Но он не желает, чтобы религия, предназначенная для истребления пороков, их питала. Он не согласен, чтобы какой-нибудь воинствующий католик во имя христианства, религии добра и милосердия, убивал женщин и детей потому только, что они протестанты. В сущности, мораль, избранная им для себя лично, — это свободный стоицизм, слегка окрашенный эпикуреизмом. Этот беспечный человек способен проявить душевную силу и не раз это доказывал как в гражданских опасностях, так и в болезни. Совсем молодым он пожелал приучить себя к смерти, мысленно представляя, что она всегда может быть рядом. «Если под нами споткнется конь, если с крыши упадет черепица… будем повторять себе всякий раз: а что, если это и есть сама смерть? Благодаря этому мы… сделаемся более стойкими». И он добавляет, несколько вразрез с собственным высказыванием: «Что вам до нее — и когда вы умерли, и когда вы живы? Когда живы — потому что вы еще существуете; когда умерли — потому что вас не существует», — а это равносильно тому, чтобы сказать, что человек не может осмыслить свою смерть.

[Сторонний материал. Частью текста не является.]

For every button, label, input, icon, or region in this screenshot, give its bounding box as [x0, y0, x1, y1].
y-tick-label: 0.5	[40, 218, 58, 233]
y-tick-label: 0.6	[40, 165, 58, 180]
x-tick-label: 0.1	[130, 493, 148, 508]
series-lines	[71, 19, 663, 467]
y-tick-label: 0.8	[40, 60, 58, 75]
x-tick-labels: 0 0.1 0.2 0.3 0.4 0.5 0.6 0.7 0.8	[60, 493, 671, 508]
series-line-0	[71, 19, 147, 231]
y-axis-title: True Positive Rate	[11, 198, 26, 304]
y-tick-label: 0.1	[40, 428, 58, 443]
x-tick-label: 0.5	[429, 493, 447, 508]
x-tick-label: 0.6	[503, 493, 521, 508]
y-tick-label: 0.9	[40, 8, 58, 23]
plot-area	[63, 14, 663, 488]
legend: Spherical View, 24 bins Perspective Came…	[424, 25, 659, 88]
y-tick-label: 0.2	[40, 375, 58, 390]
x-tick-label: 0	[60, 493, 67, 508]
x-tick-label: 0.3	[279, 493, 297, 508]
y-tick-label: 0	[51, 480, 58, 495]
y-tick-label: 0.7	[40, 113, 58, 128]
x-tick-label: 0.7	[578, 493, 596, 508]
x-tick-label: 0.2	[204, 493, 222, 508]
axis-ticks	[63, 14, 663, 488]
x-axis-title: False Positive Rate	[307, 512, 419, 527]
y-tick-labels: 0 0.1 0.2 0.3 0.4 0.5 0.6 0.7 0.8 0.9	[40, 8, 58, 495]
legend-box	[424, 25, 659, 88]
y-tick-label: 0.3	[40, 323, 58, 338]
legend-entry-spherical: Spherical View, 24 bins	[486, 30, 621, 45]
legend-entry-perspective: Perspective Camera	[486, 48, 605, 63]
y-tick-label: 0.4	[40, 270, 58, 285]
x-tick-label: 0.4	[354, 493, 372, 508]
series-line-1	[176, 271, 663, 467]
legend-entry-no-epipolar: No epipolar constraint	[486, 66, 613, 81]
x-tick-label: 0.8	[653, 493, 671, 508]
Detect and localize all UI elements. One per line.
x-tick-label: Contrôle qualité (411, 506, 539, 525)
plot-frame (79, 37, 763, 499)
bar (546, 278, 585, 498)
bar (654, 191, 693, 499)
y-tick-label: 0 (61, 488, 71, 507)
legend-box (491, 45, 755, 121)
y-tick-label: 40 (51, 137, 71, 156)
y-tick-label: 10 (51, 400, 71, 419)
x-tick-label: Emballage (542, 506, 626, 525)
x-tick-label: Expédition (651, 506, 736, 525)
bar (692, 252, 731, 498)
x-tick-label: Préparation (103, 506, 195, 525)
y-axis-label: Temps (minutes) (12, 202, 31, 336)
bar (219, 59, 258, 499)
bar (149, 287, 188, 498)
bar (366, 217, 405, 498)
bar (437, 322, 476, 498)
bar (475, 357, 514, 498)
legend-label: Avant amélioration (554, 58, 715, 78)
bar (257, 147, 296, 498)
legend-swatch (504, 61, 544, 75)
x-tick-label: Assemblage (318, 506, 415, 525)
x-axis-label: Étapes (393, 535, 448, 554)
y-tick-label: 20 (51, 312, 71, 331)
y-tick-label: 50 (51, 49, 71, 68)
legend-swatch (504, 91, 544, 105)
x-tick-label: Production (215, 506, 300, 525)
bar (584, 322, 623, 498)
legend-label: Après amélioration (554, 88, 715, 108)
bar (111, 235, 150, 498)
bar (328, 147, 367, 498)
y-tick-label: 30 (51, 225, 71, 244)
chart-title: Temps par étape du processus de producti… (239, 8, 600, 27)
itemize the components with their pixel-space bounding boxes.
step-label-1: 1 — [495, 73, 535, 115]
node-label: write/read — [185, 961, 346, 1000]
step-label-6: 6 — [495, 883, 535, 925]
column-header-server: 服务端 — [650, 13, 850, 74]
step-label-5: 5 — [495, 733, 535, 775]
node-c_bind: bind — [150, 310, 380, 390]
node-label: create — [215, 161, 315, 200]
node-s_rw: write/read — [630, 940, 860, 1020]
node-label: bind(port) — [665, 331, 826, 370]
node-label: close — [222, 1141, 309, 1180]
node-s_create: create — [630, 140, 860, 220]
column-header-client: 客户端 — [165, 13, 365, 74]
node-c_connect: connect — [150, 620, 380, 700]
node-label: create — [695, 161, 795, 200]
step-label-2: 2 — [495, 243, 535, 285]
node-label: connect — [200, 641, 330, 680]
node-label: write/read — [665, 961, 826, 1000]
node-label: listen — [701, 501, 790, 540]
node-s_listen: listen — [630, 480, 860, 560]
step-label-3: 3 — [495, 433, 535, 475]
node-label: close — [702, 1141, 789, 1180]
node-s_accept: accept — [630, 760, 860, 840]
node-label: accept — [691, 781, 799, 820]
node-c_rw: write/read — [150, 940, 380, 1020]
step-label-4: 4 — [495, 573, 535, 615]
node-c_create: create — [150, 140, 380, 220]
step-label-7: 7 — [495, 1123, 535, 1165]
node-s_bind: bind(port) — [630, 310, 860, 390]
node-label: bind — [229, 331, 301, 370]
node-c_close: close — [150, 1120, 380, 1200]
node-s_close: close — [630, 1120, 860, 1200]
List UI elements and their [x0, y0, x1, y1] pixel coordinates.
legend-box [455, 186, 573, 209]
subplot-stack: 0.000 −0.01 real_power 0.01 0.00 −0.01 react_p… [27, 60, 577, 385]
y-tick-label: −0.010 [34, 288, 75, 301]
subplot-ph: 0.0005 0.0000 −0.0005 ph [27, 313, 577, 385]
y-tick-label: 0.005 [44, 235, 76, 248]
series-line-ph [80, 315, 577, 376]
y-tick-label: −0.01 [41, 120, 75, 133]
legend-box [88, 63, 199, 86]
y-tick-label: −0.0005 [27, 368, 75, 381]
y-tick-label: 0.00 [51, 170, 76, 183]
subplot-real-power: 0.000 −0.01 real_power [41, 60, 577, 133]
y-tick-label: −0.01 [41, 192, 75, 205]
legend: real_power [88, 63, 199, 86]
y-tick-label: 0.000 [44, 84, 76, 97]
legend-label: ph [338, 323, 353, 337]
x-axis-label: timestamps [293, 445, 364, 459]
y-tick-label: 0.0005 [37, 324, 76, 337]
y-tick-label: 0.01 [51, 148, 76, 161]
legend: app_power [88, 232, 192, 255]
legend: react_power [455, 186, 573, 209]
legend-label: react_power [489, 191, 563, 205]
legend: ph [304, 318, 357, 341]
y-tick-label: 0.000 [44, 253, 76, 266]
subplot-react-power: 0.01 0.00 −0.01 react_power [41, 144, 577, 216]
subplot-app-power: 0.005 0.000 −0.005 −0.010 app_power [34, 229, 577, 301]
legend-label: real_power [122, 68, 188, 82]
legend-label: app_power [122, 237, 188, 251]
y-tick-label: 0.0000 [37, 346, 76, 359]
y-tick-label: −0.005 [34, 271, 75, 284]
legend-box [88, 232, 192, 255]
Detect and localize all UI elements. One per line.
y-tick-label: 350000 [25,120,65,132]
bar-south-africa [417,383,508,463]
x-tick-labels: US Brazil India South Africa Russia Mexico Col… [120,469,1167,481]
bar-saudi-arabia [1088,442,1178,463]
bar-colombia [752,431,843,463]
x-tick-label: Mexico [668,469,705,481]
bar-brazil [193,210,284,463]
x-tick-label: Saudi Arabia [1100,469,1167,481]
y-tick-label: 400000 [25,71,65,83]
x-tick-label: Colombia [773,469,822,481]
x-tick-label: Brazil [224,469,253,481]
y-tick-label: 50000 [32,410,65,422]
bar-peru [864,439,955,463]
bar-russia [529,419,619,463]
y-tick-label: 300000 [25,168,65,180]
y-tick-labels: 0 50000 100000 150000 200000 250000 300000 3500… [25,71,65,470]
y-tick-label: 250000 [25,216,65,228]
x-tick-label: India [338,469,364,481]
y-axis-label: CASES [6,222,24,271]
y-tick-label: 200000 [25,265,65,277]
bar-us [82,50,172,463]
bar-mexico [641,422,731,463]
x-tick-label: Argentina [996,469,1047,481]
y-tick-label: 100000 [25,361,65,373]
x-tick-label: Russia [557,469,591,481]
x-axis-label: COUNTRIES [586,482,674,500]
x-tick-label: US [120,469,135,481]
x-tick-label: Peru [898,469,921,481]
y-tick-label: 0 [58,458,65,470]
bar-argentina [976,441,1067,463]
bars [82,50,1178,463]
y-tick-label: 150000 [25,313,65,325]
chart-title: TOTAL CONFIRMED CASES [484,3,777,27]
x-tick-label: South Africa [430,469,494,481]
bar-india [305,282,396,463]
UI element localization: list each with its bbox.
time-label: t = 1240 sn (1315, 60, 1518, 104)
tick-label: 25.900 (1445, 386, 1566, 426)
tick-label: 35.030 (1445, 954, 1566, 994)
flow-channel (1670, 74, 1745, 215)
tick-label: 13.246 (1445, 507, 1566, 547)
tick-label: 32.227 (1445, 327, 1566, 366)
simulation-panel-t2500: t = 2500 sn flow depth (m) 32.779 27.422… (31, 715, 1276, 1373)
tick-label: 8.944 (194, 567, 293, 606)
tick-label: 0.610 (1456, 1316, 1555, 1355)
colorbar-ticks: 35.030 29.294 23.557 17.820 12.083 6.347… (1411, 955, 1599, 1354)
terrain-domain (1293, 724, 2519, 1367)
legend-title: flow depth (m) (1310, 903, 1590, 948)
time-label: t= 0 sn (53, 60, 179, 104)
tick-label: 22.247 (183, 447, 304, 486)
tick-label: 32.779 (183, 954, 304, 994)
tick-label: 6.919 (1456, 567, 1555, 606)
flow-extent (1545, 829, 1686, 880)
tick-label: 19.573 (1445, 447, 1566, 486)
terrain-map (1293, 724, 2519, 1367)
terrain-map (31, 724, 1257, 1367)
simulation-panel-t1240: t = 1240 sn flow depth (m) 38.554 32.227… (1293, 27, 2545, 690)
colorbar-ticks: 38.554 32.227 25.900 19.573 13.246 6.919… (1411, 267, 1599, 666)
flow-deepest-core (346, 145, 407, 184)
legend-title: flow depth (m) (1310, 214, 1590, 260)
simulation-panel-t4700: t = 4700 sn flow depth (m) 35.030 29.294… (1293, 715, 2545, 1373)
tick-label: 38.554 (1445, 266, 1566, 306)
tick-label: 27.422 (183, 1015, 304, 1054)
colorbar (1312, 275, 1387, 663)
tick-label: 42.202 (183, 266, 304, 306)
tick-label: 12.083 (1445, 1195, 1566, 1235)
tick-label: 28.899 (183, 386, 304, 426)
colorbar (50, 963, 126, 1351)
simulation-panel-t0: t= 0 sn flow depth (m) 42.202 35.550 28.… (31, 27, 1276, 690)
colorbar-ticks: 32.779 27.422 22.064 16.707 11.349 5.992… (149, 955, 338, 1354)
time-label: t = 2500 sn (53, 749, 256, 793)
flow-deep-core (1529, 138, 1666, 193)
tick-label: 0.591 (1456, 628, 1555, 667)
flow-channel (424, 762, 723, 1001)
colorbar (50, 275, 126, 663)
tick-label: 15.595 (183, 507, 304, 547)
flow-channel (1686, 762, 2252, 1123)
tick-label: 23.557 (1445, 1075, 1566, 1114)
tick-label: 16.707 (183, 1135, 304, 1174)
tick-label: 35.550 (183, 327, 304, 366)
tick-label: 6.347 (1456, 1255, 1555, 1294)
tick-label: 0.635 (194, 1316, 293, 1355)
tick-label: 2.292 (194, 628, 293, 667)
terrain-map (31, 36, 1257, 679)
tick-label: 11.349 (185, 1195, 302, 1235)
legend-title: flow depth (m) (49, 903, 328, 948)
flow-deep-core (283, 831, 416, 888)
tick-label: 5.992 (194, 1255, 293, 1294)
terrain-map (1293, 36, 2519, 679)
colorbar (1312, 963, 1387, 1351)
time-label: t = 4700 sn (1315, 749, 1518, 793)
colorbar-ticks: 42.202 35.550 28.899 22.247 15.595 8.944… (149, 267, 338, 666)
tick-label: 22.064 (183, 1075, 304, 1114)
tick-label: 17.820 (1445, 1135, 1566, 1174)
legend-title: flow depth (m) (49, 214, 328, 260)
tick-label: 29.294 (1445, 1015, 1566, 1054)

В конечном итоге эта мудрость, благоразумная и смелая по мерке человека, одновременно скромная и твердая, крестьянская и тонкая, — одна из самых замечательных в мире. Нет писателя, который был бы нам так близок, как этот перигорский дворянин, умерший в 1592 году. Идет ли речь о невежестве, терпимости, бесконечном многообразии обычаев, мы можем воспользоваться его опытом. Ален знавал одного торговца дровами, который неизменно носил в кармане томик Монтеня. Нет лучшего советчика — лучшего путеводителя, я имею в виду, — для людей нашего времени. Подобно Алену, который был нашим Монтенем, этот делатель книг главным образом стремился направить свою жизнь. Он все еще может направить и нашу.